Tiago Fortunato
ProjectsOdysSecurity

Security Overview

Security overview: 15-finding audit, status, what's fixed

Security Overview

This page provides an overview of the application's security posture, detailing findings from a recent security audit, their current status, and remediation efforts.

2026-04-14 Security Audit

A point-in-time security audit, captured in an internal security study document, was conducted on 2026-04-14. The audit identified 15 findings, categorized by severity: 1 Critical, 4 High, 5 Medium, and 5 Low. The audit's scope was "defense in depth," meaning not every finding is independently exploitable, but each contributes to the overall risk profile.

Critical Finding (C1)

C1: Account takeover via auto-confirmed registration + email smart-linking. The registration endpoint was unconditionally calling adminClient.auth.admin.createUser({ email_confirm: true }), bypassing email verification. This, combined with a smart-linking query that attached pre-existing clients rows to a new user.id based on email match, created a vulnerability. An attacker could register with a victim's email and inherit their client history across all professionals.

Status: Fixed in commits 441caff and b47b4a8. The registration route now uses supabase.auth.signUp() in production, which triggers a verification email. The admin path is restricted to development environments. Smart-linking logic was moved to run only after exchangeCodeForSession has verified the inbox.

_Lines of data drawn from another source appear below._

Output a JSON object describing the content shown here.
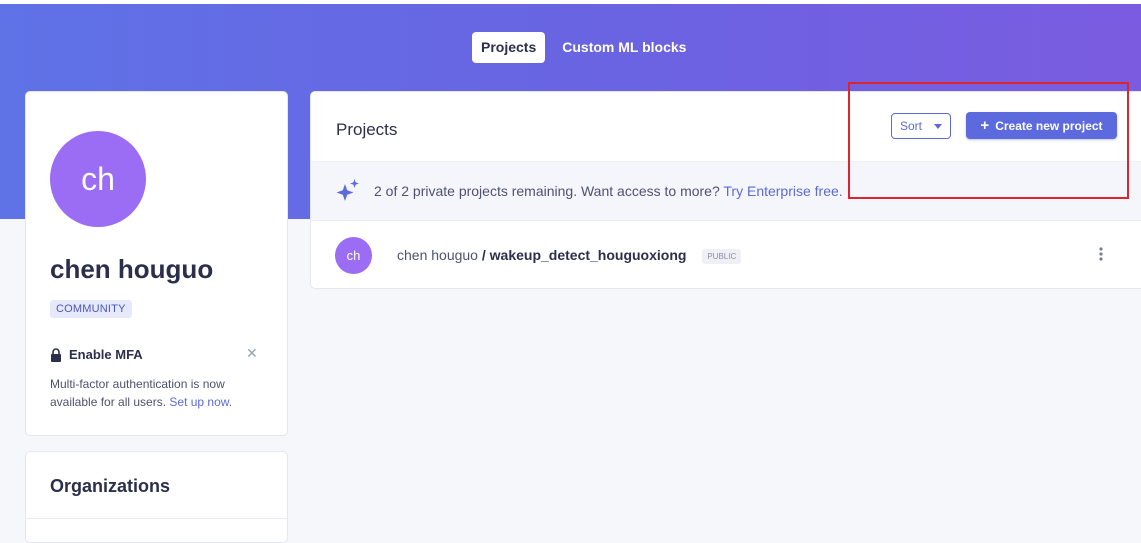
{
  "nav": {
    "tabs": [
      {
        "label": "Projects",
        "active": true
      },
      {
        "label": "Custom ML blocks",
        "active": false
      }
    ]
  },
  "profile": {
    "avatar_initials": "ch",
    "name": "chen houguo",
    "tier_badge": "COMMUNITY",
    "mfa": {
      "title": "Enable MFA",
      "text": "Multi-factor authentication is now available for all users.",
      "link": "Set up now",
      "link_suffix": ".",
      "close_icon": "close-icon"
    }
  },
  "organizations": {
    "title": "Organizations"
  },
  "projects": {
    "title": "Projects",
    "sort_label": "Sort",
    "create_label": "Create new project",
    "notice": {
      "text": "2 of 2 private projects remaining. Want access to more?",
      "link": "Try Enterprise free."
    },
    "items": [
      {
        "avatar_initials": "ch",
        "owner": "chen houguo",
        "separator": "/",
        "name": "wakeup_detect_houguoxiong",
        "visibility": "PUBLIC"
      }
    ]
  },
  "colors": {
    "accent": "#5c6ade",
    "avatar": "#9b6cf4",
    "highlight_box": "#e0242c"
  }
}
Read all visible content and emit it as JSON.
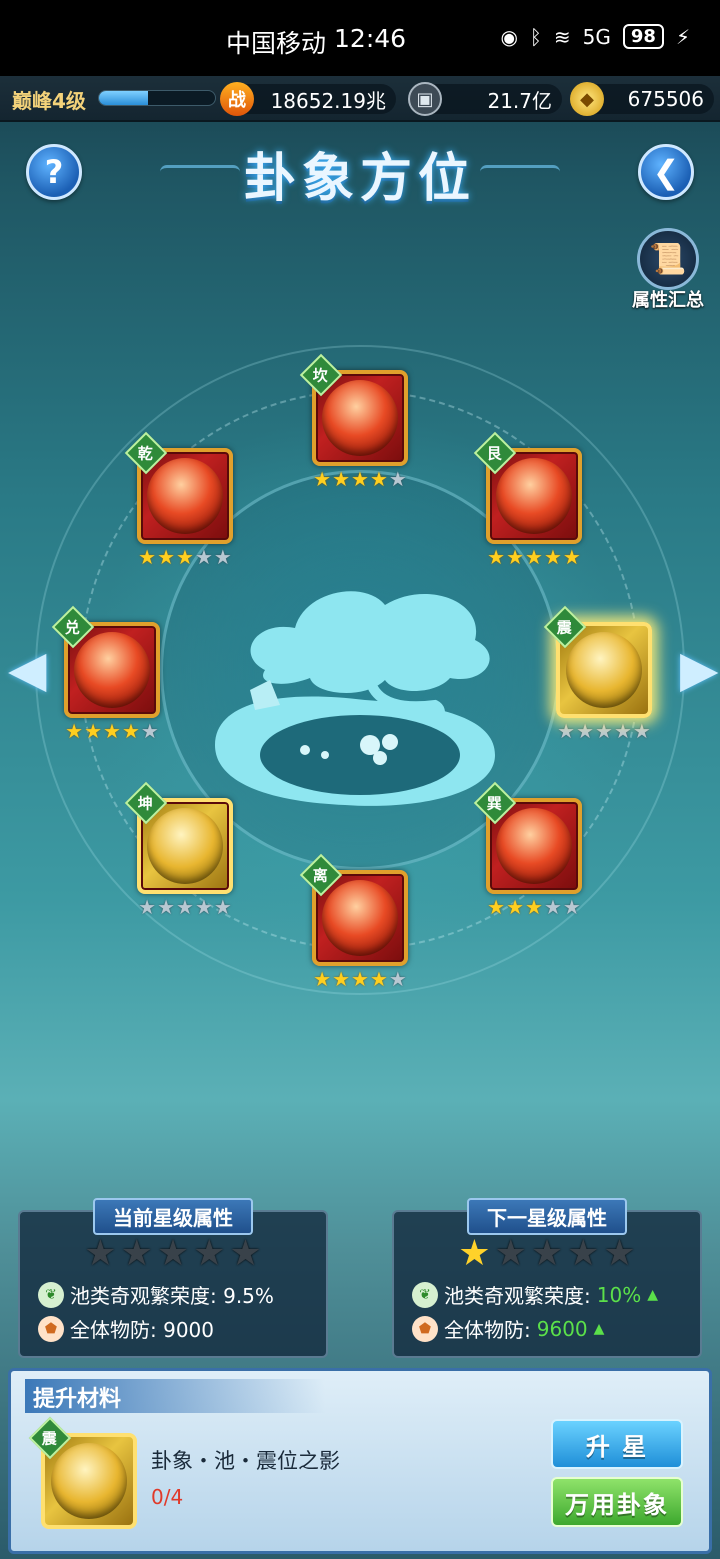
{
  "status_bar": {
    "carrier": "中国移动",
    "time": "12:46",
    "signal": "5G",
    "battery": "98"
  },
  "resources": {
    "level": "巅峰4级",
    "xp_fraction": 0.42,
    "power_icon": "战",
    "power": "18652.19兆",
    "silver": "21.7亿",
    "gold": "675506"
  },
  "header": {
    "title": "卦象方位",
    "help_label": "?",
    "summary_label": "属性汇总"
  },
  "trigrams": [
    {
      "name": "坎",
      "stars": 4,
      "color": "red",
      "selected": false
    },
    {
      "name": "乾",
      "stars": 3,
      "color": "red",
      "selected": false
    },
    {
      "name": "艮",
      "stars": 5,
      "color": "red",
      "selected": false
    },
    {
      "name": "兑",
      "stars": 4,
      "color": "red",
      "selected": false
    },
    {
      "name": "震",
      "stars": 0,
      "color": "gold",
      "selected": true
    },
    {
      "name": "坤",
      "stars": 0,
      "color": "gold",
      "selected": false
    },
    {
      "name": "巽",
      "stars": 3,
      "color": "red",
      "selected": false
    },
    {
      "name": "离",
      "stars": 4,
      "color": "red",
      "selected": false
    }
  ],
  "current_panel": {
    "title": "当前星级属性",
    "stars": 0,
    "attr1_label": "池类奇观繁荣度: 9.5%",
    "attr2_label": "全体物防: 9000"
  },
  "next_panel": {
    "title": "下一星级属性",
    "stars": 1,
    "attr1_label": "池类奇观繁荣度: ",
    "attr1_value": "10%",
    "attr2_label": "全体物防: ",
    "attr2_value": "9600"
  },
  "materials": {
    "title": "提升材料",
    "item_tag": "震",
    "item_name": "卦象・池・震位之影",
    "item_count": "0/4",
    "upgrade_button": "升 星",
    "universal_button": "万用卦象"
  },
  "colors": {
    "star_on": "#ffcf1f",
    "star_off": "#b8c8d2",
    "accent_green": "#5be04a",
    "count_red": "#e03a2a"
  }
}
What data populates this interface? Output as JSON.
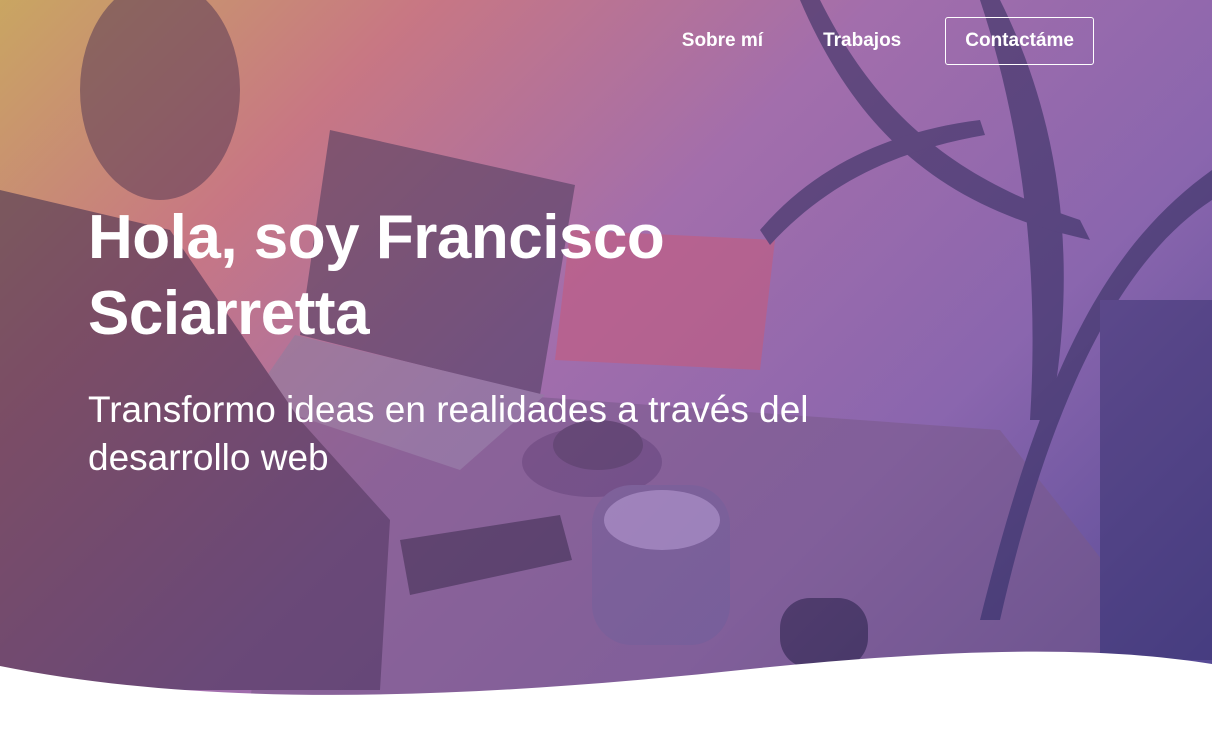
{
  "nav": {
    "about_label": "Sobre mí",
    "work_label": "Trabajos",
    "contact_label": "Contactáme"
  },
  "hero": {
    "title": "Hola, soy Francisco Sciarretta",
    "subtitle": "Transformo ideas en realidades a través del desarrollo web"
  },
  "colors": {
    "overlay_start": "#c09646",
    "overlay_mid": "#9a5aa0",
    "overlay_end": "#463c8c",
    "text": "#ffffff",
    "background": "#ffffff"
  }
}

High Severity Findings (H1-H4)

  • H1: Stored XSS via avatar upload. The avatar upload route trusts the client-supplied Content-Type header and does not validate magic bytes. This allows an attacker to upload an SVG with embedded <script> tags.
    • Status: Open. Remediation requires sniffing file types via a library like file-type, whitelisting jpeg, png, and webp, rejecting SVG, re-encoding through sharp, and setting the Content-Type from the sniffed type.
  • H2: Mass assignment on the settings endpoint. The settings endpoint manually enumerates fields (name, phone, bio, sessionDuration, sessionPrice, etc.) rather than spreading the request body. While this prevents direct modification of fields like plan or trialEndsAt, the finding highlights the absence of Zod shape validation. For example, sessionPrice could be negative, or sessionDuration could be a string.
    • Status: Partially mitigated; Zod validation is open.
  • H3: Booking GET endpoint leaks professional PII. The booking handler returns the full professionals row, including sensitive data such as email, phone, stripeCustomerId, and stripeSubscriptionId. This allows unauthenticated users to scrape professional PII.
    • Status: Open. Remediation requires a toPublicProfessionalDTO() helper at the route boundary to filter sensitive fields.
  • H4: Unauthenticated booking endpoint enables spam and slot-griefing. The booking POST endpoint is IP-rate-limited (5 requests per 10 minutes) but lacks a per-professional cap or captcha. A proxy farm could fill a professional's slots with pending_confirmation bookings.
    • Status: Open. Remediation requires Cloudflare Turnstile integration and a per-slug daily booking cap.

Medium Severity Findings (M1-M5)

  • M1: CRON_SECRET is compared using === instead of timingSafeEqual in the cron reminders endpoint.
  • M2: Booking upsert logic matches clients by phone or email, which could create an oracle for determining if a given phone/email is a client of a specific professional.
  • M3: The AI chat endpoint has no rate limit.
  • M4: Registration rate limit.
    • Status: Fixed via getRegisterLimiter() (5 registrations per hour).
  • M5: A server action trusts professionalId from a React prop without re-verifying it on the server.

Low Severity Findings (L1-L5)

  • L1: Several routes lack Zod validation (e.g., settings, account-delete).
  • L2: Rate-limit keys are based on raw x-forwarded-for, which is safe on Vercel but could break off-platform.
  • L3: No CSRF tokens are used; the application relies on SameSite=Lax from Supabase.
  • L4: The messages endpoint does not validate the type enum.
  • L5: The booking GET endpoint leaks the full booked-slot schedule.

Current Status and Remediation Pace

Of the 15 findings, Critical finding C1 and Medium finding M4 have been fixed. All other findings remain open. The expected remediation pace is one day per session dedicated to security work. High severity findings H1-H4 are estimated to be cleared within approximately one month at this cadence.

Broader Security Gaps

Beyond the specific audit findings, the following broader security gaps have been identified:

  • No Row-Level Security (RLS) policies in Postgres. All authorization is currently handled at the application level through professional.userId === user.id checks scattered across the API routes. Any missed check represents a potential data leak. The security study explicitly flags the implementation of RLS policies as a Phase-2 initiative.
  • No test suite for the main application. The Continuous Integration (CI) pipeline currently only runs type checking, linting, and build steps. The absence of a comprehensive test suite for the main application increases the risk of regressions and undetected vulnerabilities.